The detection of microwave photons is crucial for a wide range of fundamental research, as well as the development of new devices. Microwave radiation is associated with the superconducting energy gap in superconductors, the energy gaps in semiconductor nanostructures, and the rotational and vibrational excitations of molecules.

But although single-photon detectors already exist for visible light, it has proved more difficult to make a similar device for microwave photons because they are typically around a thousand times less energetic. Physicists have previously built a detector that is sensitive to single photons in the far-infrared range, but it used strong magnetic fields that – in many cases – would destroy the very effect that the detector was trying to observe.

Now Astafiev and colleagues have designed a non-magnetic device that is based on two electrically connected quantum dots. Quantum dots are nano-sized deposits of one semiconductor embedded in another semiconductor. Since the dot material has an energy bandgap that is smaller than that of the surrounding material, it can trap charge carriers.

The quantum dots in the new device are made from gallium arsenide and aluminium gallium arsenide. When a photon arrives at the first dot, it excites an electron into the conduction band of the dot, and a strong bias voltage transfers this electron to the second quantum dot. This dot acts as a single-electron transistor, which is switched by the electron to register the photon. This one-way transfer of single electrons is crucial because it prevents an excited electron returning to its ground state in the first quantum dot before it can be registered.

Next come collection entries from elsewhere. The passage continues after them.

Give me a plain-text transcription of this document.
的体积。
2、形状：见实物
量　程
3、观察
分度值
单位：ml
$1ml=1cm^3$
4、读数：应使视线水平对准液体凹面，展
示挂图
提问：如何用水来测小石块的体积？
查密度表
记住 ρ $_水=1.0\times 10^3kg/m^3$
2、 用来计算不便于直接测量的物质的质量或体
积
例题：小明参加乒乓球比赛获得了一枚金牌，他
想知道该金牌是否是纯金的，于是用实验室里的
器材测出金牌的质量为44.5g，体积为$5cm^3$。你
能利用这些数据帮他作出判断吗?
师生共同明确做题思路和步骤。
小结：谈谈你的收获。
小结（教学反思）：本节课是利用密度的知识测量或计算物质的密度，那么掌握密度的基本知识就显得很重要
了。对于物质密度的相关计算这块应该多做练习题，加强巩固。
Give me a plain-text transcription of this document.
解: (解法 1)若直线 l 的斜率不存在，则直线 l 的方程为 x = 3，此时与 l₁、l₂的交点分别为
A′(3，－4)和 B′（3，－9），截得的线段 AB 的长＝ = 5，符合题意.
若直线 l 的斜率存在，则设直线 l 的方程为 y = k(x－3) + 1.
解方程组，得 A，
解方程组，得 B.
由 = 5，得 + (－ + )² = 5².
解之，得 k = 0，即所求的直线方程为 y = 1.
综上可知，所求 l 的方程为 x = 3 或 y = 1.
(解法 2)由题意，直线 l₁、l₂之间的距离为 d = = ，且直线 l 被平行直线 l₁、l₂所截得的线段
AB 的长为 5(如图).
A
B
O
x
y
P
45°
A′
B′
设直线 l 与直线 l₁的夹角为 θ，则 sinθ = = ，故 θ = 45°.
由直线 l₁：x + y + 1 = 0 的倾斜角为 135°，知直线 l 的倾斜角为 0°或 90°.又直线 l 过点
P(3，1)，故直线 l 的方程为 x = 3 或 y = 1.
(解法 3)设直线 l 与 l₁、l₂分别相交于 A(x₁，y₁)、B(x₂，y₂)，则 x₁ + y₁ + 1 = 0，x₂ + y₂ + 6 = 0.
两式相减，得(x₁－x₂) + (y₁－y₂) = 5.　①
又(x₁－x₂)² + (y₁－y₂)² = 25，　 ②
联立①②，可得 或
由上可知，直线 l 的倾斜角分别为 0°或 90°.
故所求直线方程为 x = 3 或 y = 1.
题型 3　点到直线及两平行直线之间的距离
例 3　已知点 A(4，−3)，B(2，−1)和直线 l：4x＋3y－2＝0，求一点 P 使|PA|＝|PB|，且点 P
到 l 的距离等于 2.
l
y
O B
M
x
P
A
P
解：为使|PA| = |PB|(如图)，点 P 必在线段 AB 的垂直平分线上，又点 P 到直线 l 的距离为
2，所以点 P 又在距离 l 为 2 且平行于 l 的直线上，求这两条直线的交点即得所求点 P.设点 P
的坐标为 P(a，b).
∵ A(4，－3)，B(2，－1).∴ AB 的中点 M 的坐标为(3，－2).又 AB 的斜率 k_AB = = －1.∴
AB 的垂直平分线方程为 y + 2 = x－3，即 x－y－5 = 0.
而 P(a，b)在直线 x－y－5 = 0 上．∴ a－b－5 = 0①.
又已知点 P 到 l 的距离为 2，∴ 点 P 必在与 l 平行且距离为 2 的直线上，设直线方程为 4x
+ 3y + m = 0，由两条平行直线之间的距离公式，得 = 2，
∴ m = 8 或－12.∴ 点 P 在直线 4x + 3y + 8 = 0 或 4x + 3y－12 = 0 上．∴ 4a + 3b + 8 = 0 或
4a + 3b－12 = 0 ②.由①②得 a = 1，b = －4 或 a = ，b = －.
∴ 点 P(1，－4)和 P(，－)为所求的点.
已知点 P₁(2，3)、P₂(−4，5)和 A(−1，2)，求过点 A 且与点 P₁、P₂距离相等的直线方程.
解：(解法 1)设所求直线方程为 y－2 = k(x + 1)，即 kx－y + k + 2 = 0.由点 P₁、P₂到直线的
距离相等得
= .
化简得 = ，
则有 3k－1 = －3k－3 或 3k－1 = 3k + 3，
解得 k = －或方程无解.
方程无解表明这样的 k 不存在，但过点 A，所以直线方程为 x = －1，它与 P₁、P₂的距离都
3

Ostafiev and colleagues believe their detector, which is sensitive to photons with wavelengths in the sub-millimetre range, is very versatile. It can detect photons with frequencies as low as 410 GHz – compared with a lower limit of 448 GHz for the earlier device – and the researchers say that it could be tuned to respond to different wavelengths by using quantum dots of different sizes.

The team also says that it should be possible to make the device from silicon only, which would make it compatible with a wide range of existing electronic devices. Since the detector uses no magnetic field, the team is optimistic that it will also be suitable for a wide range of applications.